The new year took a rocky start as refineries return to normal operations and markets catch up from severe winter weather diminishing demand and refining capacity. Let’s take a closer look at some of these trends and how they are affecting the US economy.
With the completion of repairs from an estimated 60-barrel spill of diesel fuel at Colonial’s Witt booster station last Tuesday, Line 03 of the pipeline has resumed normal operations as of Sunday evening. Line 03 is the main line for transporting gasoline and distillate from North Carolina to New Jersey and is a key source for the Central Atlantic region of the US, with a capacity of 885,000 barrels per day. Thankfully, the product spill had little impact on gas prices in the NY Harbor market as stocks built up during the slow seasonal demand.
The severe winter storm that hit around Christmas put a damper on ULSD futures, which typically are slow in January. Record low temperatures, paired with snow and ice warnings, kept drivers off the roads throughout the US, causing prices to fall. Entering the winter, temperatures were a major consideration for fuel prices – a chilly winter would cause increased heating oil demand and natural gas-to-oil switching for power. So far, outside the cold snap over the holidays, it’s been a surprisingly mild winter, which has been good for keeping fuel prices lower. Goldman Sachs remains bullish despite warm weather rumors because of China’s talks of fully reopening from their bout with COVID restrictions.

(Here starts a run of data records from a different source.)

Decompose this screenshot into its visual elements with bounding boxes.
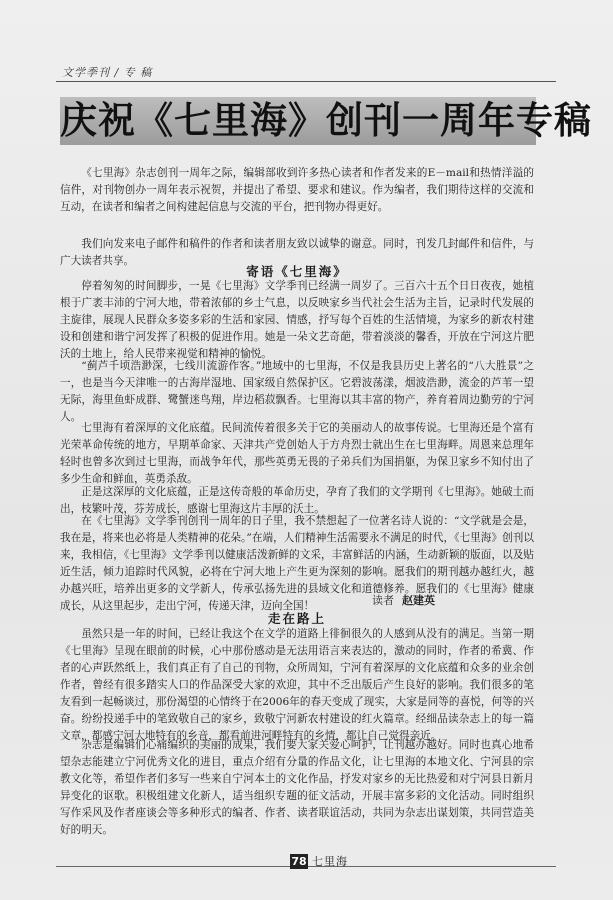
- page-title: 庆祝《七里海》创刊一周年专稿: [60, 99, 592, 142]
- section-heading-2: 走在路上: [267, 611, 326, 626]
- body-paragraph-4: 正是这深厚的文化底蕴，正是这传奇般的革命历史，孕育了我们的文学期刊《七里海》。她破土而出，枝繁叶茂，芬芳成长，感谢七里海这片丰厚的沃土。: [60, 486, 534, 515]
- body-paragraph-3: 七里海有着深厚的文化底蕴。民间流传着很多关于它的美丽动人的故事传说。七里海还是个富有光荣革命传统的地方，早期革命家、天津共产党创始人于方舟烈士就出生在七里海畔。周恩来总理年轻时也曾多次到过七里海，而战争年代，那些英勇无畏的子弟兵们为国捐躯，为保卫家乡不知付出了多少生命和鲜血，英勇杀敌。: [60, 422, 534, 485]
- body-paragraph-1: 停着匆匆的时间脚步，一晃《七里海》文学季刊已经满一周岁了。三百六十五个日日夜夜，她植根于广袤丰沛的宁河大地，带着浓郁的乡土气息，以反映家乡当代社会生活为主旨，记录时代发展的主旋律，展现人民群众多姿多彩的生活和家园、情感，抒写每个百姓的生活情境，为家乡的新农村建设和创建和谐宁河发挥了积极的促进作用。她是一朵文艺奇葩，带着淡淡的馨香，开放在宁河这片肥沃的土地上，给人民带来视觉和精神的愉悦。: [60, 280, 534, 360]
- header-rule: [56, 81, 556, 82]
- body-paragraph-5: 在《七里海》文学季刊创刊一周年的日子里，我不禁想起了一位著名诗人说的：“文学就是会是，我在是，将来也必将是人类精神的花朵。”在端，人们精神生活需要永不满足的时代，《七里海》创刊以来，我相信，《七里海》文学季刊以健康活泼新鲜的文采，丰富鲜活的内涵，生动新颖的版面，以及贴近生活，倾力追踪时代风貌，必将在宁河大地上产生更为深刻的影响。愿我们的期刊越办越红火，越办越兴旺，培养出更多的文学新人，传承弘扬先进的县域文化和道德修养。愿我们的《七里海》健康成长，从这里起步，走出宁河，传递天津，迈向全国！: [60, 515, 534, 612]
- section-header: 文学季刊 / 专 稿: [62, 66, 153, 79]
- footer-magazine-name: 七里海: [312, 855, 348, 868]
- byline: [372, 592, 435, 608]
- body-paragraph-7: 杂志是编辑们心痛编织的美丽的成果，我们要大家关爱心呵护，让刊越办越好。同时也真心地希望杂志能建立宁河优秀文化的进目，重点介绍有分量的作品文化，让七里海的本地文化、宁河县的宗教文化等，希望作者们多写一些来自宁河本土的文化作品，抒发对家乡的无比热爱和对宁河县日新月异变化的讴歌。积极组建文化新人，适当组织专题的征文活动，开展丰富多彩的文化活动。同时组织写作采风及作者座谈会等多种形式的编者、作者、读者联谊活动，共同为杂志出谋划策，共同营造美好的明天。: [60, 739, 534, 836]
- intro-paragraph-1: 《七里海》杂志创刊一周年之际，编辑部收到许多热心读者和作者发来的E－mail和热情洋溢的信件，对刊物创办一周年表示祝贺，并提出了希望、要求和建议。作为编者，我们期待这样的交流和互动，在读者和编者之间构建起信息与交流的平台，把刊物办得更好。: [60, 167, 534, 213]
- section-heading-1: 寄语《七里海》: [246, 264, 348, 279]
- page-number: 78: [291, 855, 307, 868]
- byline-label: 读者: [372, 594, 394, 607]
- intro-paragraph-2: 我们向发来电子邮件和稿件的作者和读者朋友致以诚挚的谢意。同时，刊发几封邮件和信件，与广大读者共享。: [60, 238, 534, 267]
- body-paragraph-6: 虽然只是一年的时间，已经让我这个在文学的道路上徘徊很久的人感到从没有的满足。当第一期《七里海》呈现在眼前的时候，心中那份感动是无法用语言来表达的，激动的同时，作者的希冀、作者的心声跃然纸上，我们真正有了自己的刊物，众所周知，宁河有着深厚的文化底蕴和众多的业余创作者，曾经有很多踏实人口的作品深受大家的欢迎，其中不乏出版后产生良好的影响。我们很多的笔友看到一起畅谈过，那份渴望的心情终于在2006年的春天变成了现实，大家是同等的喜悦，何等的兴奋。纷纷投递手中的笔致敬自己的家乡，致敬宁河新农村建设的红火篇章。经细品读杂志上的每一篇文章，都感宁河大地特有的乡音，都看前进河畔特有的乡情，都让自己觉得亲近。: [60, 628, 534, 742]
- byline-author: 赵建英: [402, 594, 435, 607]
- body-paragraph-2: “蓟芦千顷浩渺深，七线川流游作客。”地域中的七里海，不仅是我县历史上著名的“八大胜景”之一，也是当今天津唯一的古海岸湿地、国家级自然保护区。它碧波荡漾，烟波浩渺，流金的芦苇一望无际，海里鱼虾成群、鹭蟹迷鸟翔，岸边稻菽飘香。七里海以其丰富的物产，养育着周边勤劳的宁河人。: [60, 360, 534, 423]
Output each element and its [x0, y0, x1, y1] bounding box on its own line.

Refining capacity is re-starting after the holiday winter storm, so markets are hoping to finally see a build in fuel inventories, which is typical for this time of year. Last week, the EIA reported a 12.6% drop in refinery utilization, sending overall throughput below 80% of total capacity. A large part of the refinery downtime occurred on the Gulf Coast, Midwest, and the Rockies. As a result of the refinery outages, fuel inventories fell at a time when they would normally rise. Although most refineries have resumed normal operations, some are still down or have some components offline.
In December, FUELSNews covered the Biden Administration’s plans to seek bids for the replenishment of the SPR after it dropped to record lows since the 1980s. After taking bids for the replenishment to begin in February, the Biden Administration has decided to wait to take action. The administration claimed that the proposals were too high, and some did not meet the project specifications. We can expect this project to be delayed by at least another month as they figure out new parameters around the bidding process.
The SPR is meant to serve as an emergency supply of crude oil when there are disruptions in the market. When the stockpile is depleted, it could be more difficult to address these situations or supply shortages, which in turn could harm the US economy.